ABI calling conventions tend to be designed to support at least C,
including varargs and often also tolerant of differences between the
number of arguments in the caller and callee.
Language-private calling conventions can be a good idea, but then, if
you want to call C code (or be called by C code), you need to handle
ABI calling conventions in addition.
But in any case, I suspect there are also diminishing returns at some
point: how much faster is it in practice to pass/return 13 values in
registers instead of 8 of them in registers and the remaining 5 on
the stack? I expect a 13-arg function to perform an amount
of work that will dwarf the extra work of going through the stack.

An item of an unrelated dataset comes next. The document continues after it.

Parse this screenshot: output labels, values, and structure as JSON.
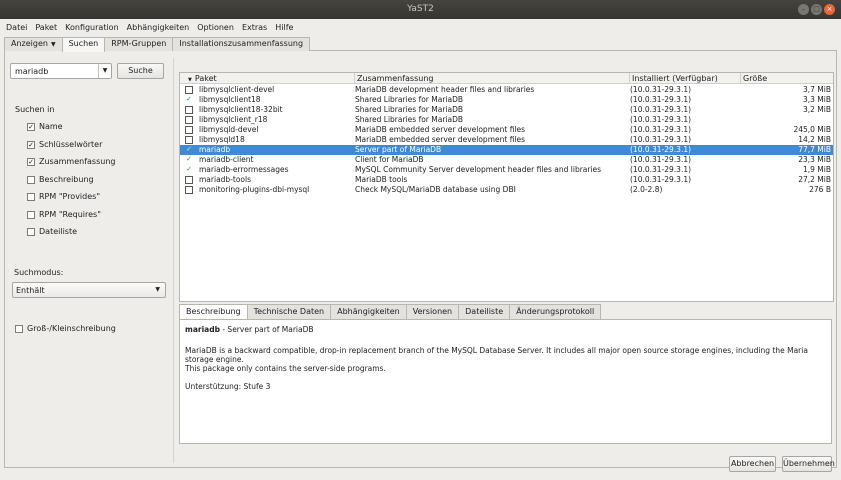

I certainly have a use for as many arguments as the ABI provides, for
functions that typically contain only a few payload instructions: You
can implement a direct-threaded VM interpreter using tail-call
optimization, along the lines of
void add(VMinst *ip, long *sp, long sp_top)
{
/* payload start */
sp_top += *sp++;
/* payload end */
/* invoke the next VM instruction */
(*ip)(ip+1,sp,sp_top);
}
30 years ago gcc could not tail-call-optimize this, in the meantime it
can (and clang can do it, too). However, typical VMs have more than
just these three VM registers (Gforth has ip, sp, rp, fp, lp, up,
fp_top (usually mapped to a real-machine FP register) and registers
for as many sp stack items as practical; we intend to cache rp_top in
a register, too), and ideally you can pass them all as arguments; so
we could make good use of 10+ arguments. If there are not enough
arguments in registers, you have to use explicit register vars (a GNU
C extension) in addition, but that is more architecture-specific.
Some preliminary testing on AMD64 resulted in gcc apparently
supporting a lot of explicit registers on AMD64, and clang/LLVM only
one.
- anton
-- 'Anyone trying for "industrial quality" ISA should avoid undefined behavior.' Mitch Alsup, <c17fcd89-f024-40e7-a594-88a85ac10d20o@googlegroups.com>